There are other fine things about the movie. Scenes such as the one I’ve just sketched out require good, preferably great actors or the result is bathos. And to think, Ronald Reagan was cast in Casablanca! I liked the casting of Swedish actress Alicia Vikander as Vera. Luminous though not glamorised, her subtle distance from an ordinary British sensibility was entirely fitting for Vera who pretty obviously wasn’t your ordinary Brit. It gave her presence and her story a universality, somehow distanced from BBC costume drama which was entirely fitting for the simplicity, grandeur and universality of the story (even if the film was co-funded by the BBC!)
There was another more personal reason I got a huge kick out of the movie. The screening was a special screening in Melbourne’s British Film Festival and took place some months before the official opening in London in the new year. I went because I expected the movie would be up my alley. I think it was also the last session of the festival and as such would be attended by the star Alicia Vikander. It wasn’t slated to take longer than a normal showing and there was no fancy price. So I went along to check it out. I’ve been to such a showing before and usually they have the star come out and do an interview after the movie. Not on this occasion. Alicia V turned up at the front with a microphone and was briefly introduced. Looking a bit lost she said this was the first time she’d have seen the movie so she was looking forward to it and then popped up to the back of the cinema. The person introducing her said we could talk to her after the show was finished. And that was that.

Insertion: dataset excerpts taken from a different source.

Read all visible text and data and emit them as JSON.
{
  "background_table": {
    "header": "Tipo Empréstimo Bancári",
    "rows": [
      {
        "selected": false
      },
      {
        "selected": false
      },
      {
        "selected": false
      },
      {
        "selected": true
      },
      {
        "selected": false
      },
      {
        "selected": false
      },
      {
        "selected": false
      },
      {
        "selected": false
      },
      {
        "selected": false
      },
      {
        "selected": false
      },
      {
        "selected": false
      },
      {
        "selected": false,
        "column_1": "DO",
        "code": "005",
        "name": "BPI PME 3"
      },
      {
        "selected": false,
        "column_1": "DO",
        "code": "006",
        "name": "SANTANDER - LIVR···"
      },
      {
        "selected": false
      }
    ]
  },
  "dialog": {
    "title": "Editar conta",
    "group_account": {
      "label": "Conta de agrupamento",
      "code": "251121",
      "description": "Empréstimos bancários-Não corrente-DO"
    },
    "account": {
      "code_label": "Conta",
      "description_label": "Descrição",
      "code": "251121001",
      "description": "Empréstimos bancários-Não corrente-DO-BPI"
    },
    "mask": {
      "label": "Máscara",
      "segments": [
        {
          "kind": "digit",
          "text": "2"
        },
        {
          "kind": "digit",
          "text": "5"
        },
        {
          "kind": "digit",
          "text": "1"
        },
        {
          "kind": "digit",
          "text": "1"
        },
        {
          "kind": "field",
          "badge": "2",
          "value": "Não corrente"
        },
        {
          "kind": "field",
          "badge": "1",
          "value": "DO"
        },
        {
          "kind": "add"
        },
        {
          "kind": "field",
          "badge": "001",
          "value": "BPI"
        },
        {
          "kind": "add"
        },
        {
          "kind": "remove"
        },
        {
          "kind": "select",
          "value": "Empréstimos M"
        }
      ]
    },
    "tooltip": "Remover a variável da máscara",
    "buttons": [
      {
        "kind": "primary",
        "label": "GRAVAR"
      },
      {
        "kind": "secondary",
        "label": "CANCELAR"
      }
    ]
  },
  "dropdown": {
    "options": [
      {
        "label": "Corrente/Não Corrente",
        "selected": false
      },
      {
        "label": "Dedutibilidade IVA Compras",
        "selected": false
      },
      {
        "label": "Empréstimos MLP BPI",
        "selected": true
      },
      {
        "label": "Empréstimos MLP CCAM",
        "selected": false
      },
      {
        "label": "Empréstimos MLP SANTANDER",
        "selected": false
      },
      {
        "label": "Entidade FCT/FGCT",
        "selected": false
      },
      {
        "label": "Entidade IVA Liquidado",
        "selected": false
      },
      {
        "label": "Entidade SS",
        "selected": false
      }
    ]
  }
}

There was no other formal session but Eva and I shuffled out along with everyone else, and there she was – next to us – shuffling out too. So we talked to her for a few minutes. She happened to be on location filming another film in Tassie. She was visiting her sister – who lived a few doors down from the cinema. She was up for the evening and flying back at 6 am the next day and had agreed to attend this movie before heading off to her sister’s place. Anyway, I told her I thought she was great. She was very nice, unassuming and seemed like a very centred sort of person – not much nonsense about her – though I may have been influenced by the previous couple of hours on screen where she carried all before her.
Then I tweeted this.
Just saw Film of Vera Brittain’s Testament of Youth at the British Film Festival A masterpiece – see it if you can
Whereupon I got this tweet-back
JamesKentDir: @NGruen1 from the director thanks for that! James
So go and see Testimony of Youth when it comes your way – a film for the ages, delivered with the personal touch!
Paul Krugman’s column makes a similar point about economics.
“The fact is that Britain and America didn’t need to make hard choices in the aftermath of crisis. What they needed, instead, was hard thinking…”
Saw this last night. Yes, it’s terrific and yes, Vikander is one of the best things in it, along with the cinematography and the sound design and the adaptation from the book.
Here’s some anonymous (retired?) historian making it his business to investigate Testament of Youth and its characters. Marvellous to read around.
Oh – and correction regarding my last comment. It’s a ‘she’.